In my experience of over 20 years in this Industry, this is where investors get caught off guard.
Here's how it works. A typical commercial lease in India is structured for 9 years total. But the lock-in, the period during which the tenant is legally bound to stay, is often just 3 years. After that, the tenant can exit with a few months' notice.

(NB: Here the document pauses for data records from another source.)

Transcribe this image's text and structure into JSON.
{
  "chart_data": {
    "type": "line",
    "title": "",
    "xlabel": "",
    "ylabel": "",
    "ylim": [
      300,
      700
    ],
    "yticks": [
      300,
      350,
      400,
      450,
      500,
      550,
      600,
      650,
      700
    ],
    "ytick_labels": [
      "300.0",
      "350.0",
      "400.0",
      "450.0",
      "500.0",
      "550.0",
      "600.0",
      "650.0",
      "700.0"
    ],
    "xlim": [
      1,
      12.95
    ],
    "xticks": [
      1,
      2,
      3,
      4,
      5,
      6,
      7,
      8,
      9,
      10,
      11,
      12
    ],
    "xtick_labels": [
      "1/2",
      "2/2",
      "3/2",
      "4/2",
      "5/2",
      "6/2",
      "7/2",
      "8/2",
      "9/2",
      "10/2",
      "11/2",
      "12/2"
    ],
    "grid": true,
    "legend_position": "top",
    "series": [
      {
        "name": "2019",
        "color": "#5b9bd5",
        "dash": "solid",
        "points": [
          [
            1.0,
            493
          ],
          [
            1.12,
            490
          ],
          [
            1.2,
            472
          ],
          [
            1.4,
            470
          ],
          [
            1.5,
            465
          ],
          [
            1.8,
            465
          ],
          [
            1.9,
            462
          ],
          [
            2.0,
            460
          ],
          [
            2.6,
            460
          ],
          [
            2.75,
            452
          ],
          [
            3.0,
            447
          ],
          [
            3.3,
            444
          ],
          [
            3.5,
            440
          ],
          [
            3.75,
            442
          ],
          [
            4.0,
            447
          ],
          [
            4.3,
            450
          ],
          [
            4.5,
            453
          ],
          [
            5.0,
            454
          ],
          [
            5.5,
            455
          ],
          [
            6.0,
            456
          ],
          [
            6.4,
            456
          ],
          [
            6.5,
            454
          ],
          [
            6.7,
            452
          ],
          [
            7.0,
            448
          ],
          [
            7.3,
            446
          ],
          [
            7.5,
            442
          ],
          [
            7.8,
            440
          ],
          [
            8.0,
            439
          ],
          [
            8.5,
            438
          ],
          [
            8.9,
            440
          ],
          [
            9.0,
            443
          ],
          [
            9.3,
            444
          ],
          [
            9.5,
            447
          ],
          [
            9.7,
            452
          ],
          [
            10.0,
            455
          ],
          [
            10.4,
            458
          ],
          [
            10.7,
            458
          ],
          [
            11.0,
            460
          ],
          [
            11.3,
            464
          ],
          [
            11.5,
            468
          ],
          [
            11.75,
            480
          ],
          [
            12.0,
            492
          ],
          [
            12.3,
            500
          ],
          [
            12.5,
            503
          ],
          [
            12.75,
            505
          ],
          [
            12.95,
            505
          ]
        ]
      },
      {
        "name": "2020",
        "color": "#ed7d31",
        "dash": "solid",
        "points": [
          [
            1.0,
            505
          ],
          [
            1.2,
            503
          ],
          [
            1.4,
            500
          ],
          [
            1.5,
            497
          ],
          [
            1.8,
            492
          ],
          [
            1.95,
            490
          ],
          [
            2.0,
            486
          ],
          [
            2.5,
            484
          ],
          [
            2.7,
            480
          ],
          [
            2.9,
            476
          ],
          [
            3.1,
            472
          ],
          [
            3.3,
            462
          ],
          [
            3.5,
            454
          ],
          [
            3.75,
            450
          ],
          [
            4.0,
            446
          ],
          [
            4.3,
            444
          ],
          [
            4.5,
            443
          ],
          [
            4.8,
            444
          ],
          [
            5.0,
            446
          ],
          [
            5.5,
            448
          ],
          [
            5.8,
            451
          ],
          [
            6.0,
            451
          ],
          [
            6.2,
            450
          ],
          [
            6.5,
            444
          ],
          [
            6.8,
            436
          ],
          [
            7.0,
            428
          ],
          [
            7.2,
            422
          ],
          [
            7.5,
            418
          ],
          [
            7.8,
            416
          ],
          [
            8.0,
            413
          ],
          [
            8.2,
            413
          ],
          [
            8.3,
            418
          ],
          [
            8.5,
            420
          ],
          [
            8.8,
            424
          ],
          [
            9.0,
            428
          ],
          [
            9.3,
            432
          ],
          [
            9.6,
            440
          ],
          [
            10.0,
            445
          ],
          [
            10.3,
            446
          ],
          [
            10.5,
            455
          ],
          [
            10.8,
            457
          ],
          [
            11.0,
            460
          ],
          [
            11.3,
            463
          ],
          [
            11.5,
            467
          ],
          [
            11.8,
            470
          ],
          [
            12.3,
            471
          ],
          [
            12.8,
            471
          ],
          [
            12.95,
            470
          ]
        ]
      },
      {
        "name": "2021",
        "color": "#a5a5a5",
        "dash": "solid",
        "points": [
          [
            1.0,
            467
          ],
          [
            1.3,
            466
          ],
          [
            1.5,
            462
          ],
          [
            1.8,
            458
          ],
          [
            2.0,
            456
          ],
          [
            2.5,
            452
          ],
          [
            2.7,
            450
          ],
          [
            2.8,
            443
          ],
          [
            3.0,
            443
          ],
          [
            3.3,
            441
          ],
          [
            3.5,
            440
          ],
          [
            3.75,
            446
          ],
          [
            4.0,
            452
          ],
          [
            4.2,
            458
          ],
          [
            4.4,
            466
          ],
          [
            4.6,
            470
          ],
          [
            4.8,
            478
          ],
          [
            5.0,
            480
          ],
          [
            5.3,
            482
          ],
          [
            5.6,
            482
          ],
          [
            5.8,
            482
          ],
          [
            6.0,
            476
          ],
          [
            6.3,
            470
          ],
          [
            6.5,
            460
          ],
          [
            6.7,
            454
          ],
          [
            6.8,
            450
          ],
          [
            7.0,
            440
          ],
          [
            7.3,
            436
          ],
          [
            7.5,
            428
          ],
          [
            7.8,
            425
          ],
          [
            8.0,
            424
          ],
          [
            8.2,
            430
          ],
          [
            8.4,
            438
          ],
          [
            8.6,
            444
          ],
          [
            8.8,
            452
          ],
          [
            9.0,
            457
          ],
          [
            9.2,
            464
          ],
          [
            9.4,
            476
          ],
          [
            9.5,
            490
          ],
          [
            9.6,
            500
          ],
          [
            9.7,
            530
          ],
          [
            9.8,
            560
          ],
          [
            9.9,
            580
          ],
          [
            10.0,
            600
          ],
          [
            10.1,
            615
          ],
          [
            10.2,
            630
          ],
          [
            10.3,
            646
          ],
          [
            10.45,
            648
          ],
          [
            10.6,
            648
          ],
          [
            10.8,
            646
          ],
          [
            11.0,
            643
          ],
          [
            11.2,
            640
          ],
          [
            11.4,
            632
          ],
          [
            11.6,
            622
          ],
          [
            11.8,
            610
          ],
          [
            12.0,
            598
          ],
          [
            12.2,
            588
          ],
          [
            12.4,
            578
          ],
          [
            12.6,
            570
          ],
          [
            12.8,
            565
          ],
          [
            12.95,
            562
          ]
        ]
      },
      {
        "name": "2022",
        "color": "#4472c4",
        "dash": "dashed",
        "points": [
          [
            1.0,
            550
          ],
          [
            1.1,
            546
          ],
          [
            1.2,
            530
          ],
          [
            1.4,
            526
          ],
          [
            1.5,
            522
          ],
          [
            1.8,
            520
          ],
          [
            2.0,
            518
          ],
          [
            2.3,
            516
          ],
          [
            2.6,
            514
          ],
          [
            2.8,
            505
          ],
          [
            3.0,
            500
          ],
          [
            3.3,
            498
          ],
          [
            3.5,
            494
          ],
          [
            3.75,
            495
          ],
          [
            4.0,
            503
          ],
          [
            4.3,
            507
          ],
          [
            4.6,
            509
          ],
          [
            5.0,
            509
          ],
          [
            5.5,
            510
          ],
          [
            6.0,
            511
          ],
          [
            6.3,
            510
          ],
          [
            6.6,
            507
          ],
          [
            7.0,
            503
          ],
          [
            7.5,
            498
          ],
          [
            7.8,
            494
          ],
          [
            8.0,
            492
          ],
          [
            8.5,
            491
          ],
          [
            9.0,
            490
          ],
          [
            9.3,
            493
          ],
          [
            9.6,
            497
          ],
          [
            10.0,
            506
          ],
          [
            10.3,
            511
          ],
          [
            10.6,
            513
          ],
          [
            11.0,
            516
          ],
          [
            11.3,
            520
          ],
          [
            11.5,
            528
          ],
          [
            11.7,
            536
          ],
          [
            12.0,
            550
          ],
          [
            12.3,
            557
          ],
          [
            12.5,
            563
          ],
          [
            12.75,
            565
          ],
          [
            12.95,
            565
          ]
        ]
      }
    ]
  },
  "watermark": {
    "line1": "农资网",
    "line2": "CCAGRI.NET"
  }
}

So you might buy a property that looks "fully leased" and stable, only to find that the lock-in expires in 18 months. Suddenly, your "assured income" asset becomes a vacant one, and you're staring at the carrying cost with no rent coming in.
What I always tell investors: before anything else, read the lease. Specifically, look at:
- The remaining lock-in period (not just the total lease term)
- The notice period required for exit
- Any rent-free or fit-out periods already consumed
- Whether the lease has a renewal clause, and on whose terms
A property with a strong tenant and 6 years of lock-in remaining is a very different investment from one with the same tenant but only 18 months left on the lock-in. The numbers look the same on paper. The risk profile is completely different.
Buy the lease, not just the property.